Interpretive Summary: The coffee berry borer is the most devastating pest of coffee throughout the world. Eggs are deposited inside coffee berries, and insects feed on the coffee seed, severely reducing yields. Several insect parasitoids, including Prorops nasuta, have been introduced from Africa to coffee-producing countries in an attempt to control the coffee berry borer. We have isolated the fungus Aspergillus westerdijkiae, known to produce toxic substances known as ochratoxins, from the surface of Prorops nasuta. This finding, which will be of use to coffee scientists, mycologists, entomologists, and the coffee industry, suggests that a biological control agent might help disseminate an ochratoxin-producing fungus in coffee plantations, and that this might contribute to the ochratoxin contamination problem in coffee.
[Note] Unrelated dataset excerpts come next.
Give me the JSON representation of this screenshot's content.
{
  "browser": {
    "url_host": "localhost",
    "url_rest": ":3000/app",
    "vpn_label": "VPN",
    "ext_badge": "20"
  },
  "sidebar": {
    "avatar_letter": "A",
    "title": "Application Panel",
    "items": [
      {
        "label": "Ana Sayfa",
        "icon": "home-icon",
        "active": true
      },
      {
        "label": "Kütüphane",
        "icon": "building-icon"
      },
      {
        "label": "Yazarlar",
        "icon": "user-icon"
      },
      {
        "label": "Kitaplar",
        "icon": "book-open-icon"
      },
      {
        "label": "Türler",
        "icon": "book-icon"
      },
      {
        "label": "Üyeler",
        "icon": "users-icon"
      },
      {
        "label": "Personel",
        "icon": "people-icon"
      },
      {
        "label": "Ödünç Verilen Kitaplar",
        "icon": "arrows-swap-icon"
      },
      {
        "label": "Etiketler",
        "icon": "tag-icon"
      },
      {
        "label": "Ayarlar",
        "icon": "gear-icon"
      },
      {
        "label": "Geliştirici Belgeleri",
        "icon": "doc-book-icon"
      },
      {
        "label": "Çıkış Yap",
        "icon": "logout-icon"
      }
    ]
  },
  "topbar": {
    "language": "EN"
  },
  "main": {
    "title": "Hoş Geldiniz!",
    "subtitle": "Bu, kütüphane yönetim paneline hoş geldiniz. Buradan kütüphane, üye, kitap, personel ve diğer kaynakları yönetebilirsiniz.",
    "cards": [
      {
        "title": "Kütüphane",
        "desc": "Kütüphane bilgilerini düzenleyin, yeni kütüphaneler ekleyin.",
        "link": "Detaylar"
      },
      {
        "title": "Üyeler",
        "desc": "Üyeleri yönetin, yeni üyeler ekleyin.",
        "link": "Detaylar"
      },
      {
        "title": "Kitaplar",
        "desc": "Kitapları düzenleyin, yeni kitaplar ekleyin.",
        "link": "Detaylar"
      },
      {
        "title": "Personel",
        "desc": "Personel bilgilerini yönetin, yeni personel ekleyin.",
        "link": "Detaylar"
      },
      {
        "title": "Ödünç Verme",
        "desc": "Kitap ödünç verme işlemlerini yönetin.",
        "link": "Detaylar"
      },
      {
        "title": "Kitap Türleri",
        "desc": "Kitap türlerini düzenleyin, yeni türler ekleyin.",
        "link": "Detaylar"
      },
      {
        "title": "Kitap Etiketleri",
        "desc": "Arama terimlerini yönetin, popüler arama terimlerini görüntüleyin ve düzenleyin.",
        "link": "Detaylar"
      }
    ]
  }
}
Technical Abstract: The insect parasitoid Prorops nasuta has been introduced from Africa to many coffee-producing countries in an attempt to control the coffee berry borer. Sequencing of the ITS LSU-rDNA and beta-tubulin loci were used to identify a fungus isolated from the cuticle of a P. nasuta that emerged from coffee berries infected with the coffee berry borer. The sequences were compared with deposits in GenBank and the fungus was identified as Aspergillus westerdijkiae. The fungus tested positive for ochratoxin A production, with levels varying depending upon the media in which it was grown. These results raise the possibility that an insect parasitoid might be disseminating an ochratoxin-producing fungus in coffee plantations.